How Do I Make My Company Interesting?
One of my passions is talent community building. This also encompasses one of my other passions, employment branding. When I speak to recruiters, executives and HR directors, one question always comes up.
How do I make my company interesting?
Recently I gave a very tactically focused discussion on how to build a no-frills, platform agnostic talent community. Like anything I write, the plan relies heavily on traditional and tested marketing strategies. Afterward, a recruiting pro tasked with building a talent community for her company came up and said:
“I loved everything you said and it sounds like a plan I can really follow but how do I create cool content and conversations around MY company? We’re a financial services firm and that is kinda boring…How do I make my Company interesting?”

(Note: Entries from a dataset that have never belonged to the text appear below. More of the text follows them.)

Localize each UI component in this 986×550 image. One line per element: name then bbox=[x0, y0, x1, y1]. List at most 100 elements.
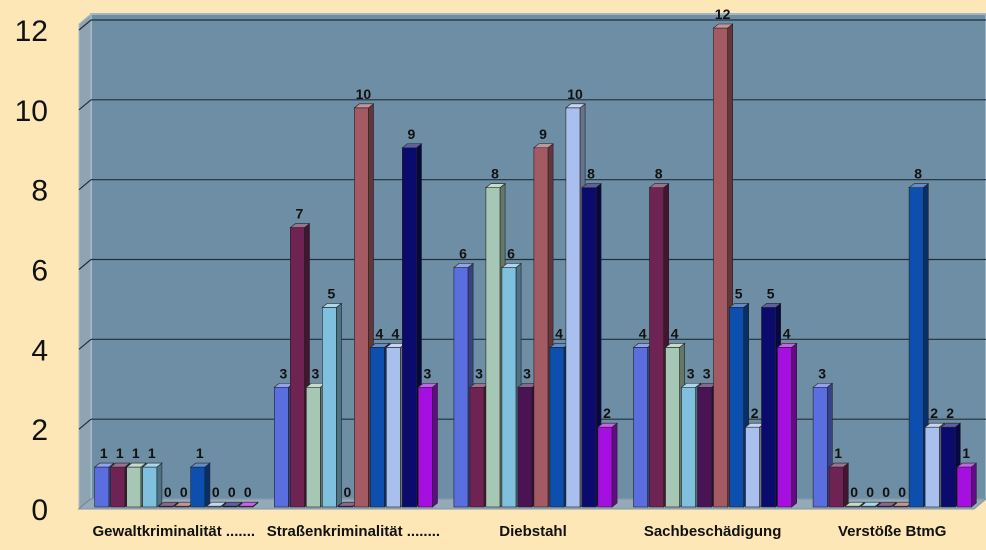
bar bbox=[549, 347, 565, 508]
bar bbox=[924, 426, 940, 508]
bar-value-label: 5 bbox=[328, 285, 336, 301]
bar-side bbox=[204, 462, 211, 508]
bar-value-label: 1 bbox=[100, 445, 108, 461]
bar-top bbox=[956, 462, 978, 468]
x-category-label: Gewaltkriminalität ....... bbox=[93, 523, 256, 540]
bar bbox=[681, 386, 696, 508]
bar bbox=[565, 107, 581, 508]
bar-value-label: 2 bbox=[946, 405, 954, 421]
bar-value-label: 10 bbox=[567, 86, 583, 102]
bar-top bbox=[728, 303, 750, 308]
bar-value-label: 10 bbox=[356, 86, 372, 102]
bar bbox=[417, 386, 433, 508]
bar-top bbox=[417, 382, 439, 388]
bar bbox=[501, 267, 517, 508]
bar-value-label: 3 bbox=[523, 365, 531, 381]
bar bbox=[665, 347, 680, 508]
bar-top bbox=[924, 422, 946, 428]
bar-top bbox=[157, 501, 179, 507]
bar-top bbox=[533, 143, 554, 149]
bar bbox=[940, 426, 956, 508]
bar-top bbox=[141, 462, 163, 468]
bar-value-label: 0 bbox=[850, 484, 858, 500]
bar bbox=[353, 107, 369, 508]
bar-value-label: 1 bbox=[834, 445, 842, 461]
bar bbox=[729, 307, 744, 508]
bar-value-label: 0 bbox=[212, 484, 220, 500]
bar-top bbox=[680, 382, 702, 388]
bar-value-label: 1 bbox=[116, 445, 124, 461]
bar-value-label: 2 bbox=[603, 405, 611, 421]
bar-side bbox=[156, 462, 163, 508]
bar-value-label: 9 bbox=[539, 126, 547, 142]
y-tick-label: 4 bbox=[31, 334, 48, 367]
bar-top bbox=[648, 183, 670, 188]
bar-value-label: 3 bbox=[424, 365, 432, 381]
bar-top bbox=[369, 343, 391, 348]
bar bbox=[469, 386, 485, 508]
bar bbox=[956, 466, 972, 508]
bar bbox=[321, 307, 337, 508]
bar-value-label: 1 bbox=[962, 445, 970, 461]
bar bbox=[273, 386, 289, 508]
bar-top bbox=[109, 462, 131, 468]
bar-value-label: 3 bbox=[687, 365, 695, 381]
bar-value-label: 0 bbox=[882, 484, 890, 500]
bar-side bbox=[611, 422, 618, 508]
bar-value-label: 2 bbox=[751, 405, 759, 421]
bar-value-label: 0 bbox=[180, 484, 188, 500]
bar-top bbox=[812, 382, 834, 388]
bar bbox=[453, 267, 469, 508]
bar bbox=[385, 347, 401, 508]
y-tick-label: 2 bbox=[31, 414, 48, 447]
bar-top bbox=[828, 462, 850, 468]
bar-value-label: 0 bbox=[344, 484, 352, 500]
bar bbox=[633, 347, 648, 508]
bar bbox=[94, 466, 110, 508]
bar-side bbox=[432, 382, 438, 508]
bar bbox=[142, 466, 158, 508]
x-category-label: Verstöße BtmG bbox=[838, 523, 946, 540]
bar bbox=[713, 27, 728, 508]
x-category-label: Sachbeschädigung bbox=[644, 523, 782, 540]
bar-value-label: 3 bbox=[312, 365, 320, 381]
bar-top bbox=[940, 422, 962, 428]
gridline-side bbox=[78, 259, 92, 270]
bar-value-label: 3 bbox=[818, 365, 826, 381]
bar bbox=[126, 466, 142, 508]
y-tick-label: 12 bbox=[15, 15, 48, 48]
bar-value-label: 1 bbox=[132, 445, 140, 461]
bar-top bbox=[908, 183, 930, 188]
bar-value-label: 8 bbox=[587, 166, 595, 182]
bar bbox=[190, 466, 206, 508]
bar bbox=[369, 347, 385, 508]
bar-value-label: 6 bbox=[459, 246, 467, 262]
bar-value-label: 0 bbox=[244, 484, 252, 500]
y-tick-label: 0 bbox=[31, 494, 48, 527]
bar-top bbox=[205, 501, 227, 507]
bar-value-label: 3 bbox=[280, 365, 288, 381]
bar-value-label: 4 bbox=[783, 325, 791, 341]
bar bbox=[908, 187, 924, 508]
bar-top bbox=[597, 422, 618, 428]
bar-value-label: 5 bbox=[767, 285, 775, 301]
bar-top bbox=[353, 103, 375, 109]
bar-value-label: 4 bbox=[376, 325, 384, 341]
bar bbox=[533, 147, 549, 508]
bar bbox=[401, 147, 417, 508]
bar-top bbox=[453, 263, 474, 268]
bar-top bbox=[860, 501, 882, 507]
x-category-label: Straßenkriminalität ........ bbox=[267, 523, 440, 540]
bar-top bbox=[289, 223, 311, 228]
bar-top bbox=[876, 501, 898, 507]
bar-top bbox=[401, 143, 423, 149]
x-category-label: Diebstahl bbox=[499, 523, 567, 540]
bar bbox=[581, 187, 597, 508]
bar bbox=[517, 386, 533, 508]
bar bbox=[649, 187, 664, 508]
bar-value-label: 5 bbox=[735, 285, 743, 301]
bar bbox=[485, 187, 501, 508]
bar bbox=[697, 386, 712, 508]
gridline-side bbox=[78, 338, 92, 350]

That question can be easy to answer when you work for a consumer facing company or say, a well recognized brand. Here are the answers for the rest of us:
It’s not about the company, it’s about the people. Focus on the people that make your organization great and you can’t go wrong. Candidates don’t go to work with companies, they go to work every day with people. So celebrate the people in your organization, whether you are interviewing a hiring manager or having your CMO write a blog post. People are interesting.
It’s not about the company, it’s about the job. Candidates are interested in contributing, we’ve read it time and again and yes, your careers page likely has some verbiage on how every employee contributes to the widget you make. But don’t forget that like people, jobs should be individual in nature. Tell the about the department where they’ll work, the direct impact their role has in the company and precisely what they’ll be doing.
It’s not about the company, it’s about how the company can relate. In this instance, she worked at a financial services company that had a credit card division. Not sure about your neighborhood but nearly everyone I know has at least an opinion about consumer spending, credit and debt. It’s about tapping into what makes your company relatable, even if that’s difficult to find.
It’s not about the company, it’s about the candidate. After you’ve exhausted the info about the job, your employees, how you relate to the public at large it’s time to think about the jobseeker. What do they want to see? Chances are they want to see some of the same things you’d want to see. Very few people live to work, so what else makes up these prospective employees? Are they interested in pop culture? Industry information, even (GASP!) something funny? While it rarely works for every organization to immerse themselves completely in trivia and jokes (especially inappropriate ones, use your sense) most jobseekers welcome a little levity from a corporate presence.
It’s easy to make your company interesting when you focus on what makes up your organization: the hilarious accounting team, the casual Fridays, the rockstar sales department, the best email signature contests… you get the picture.
Companies are rarely interesting. People always are.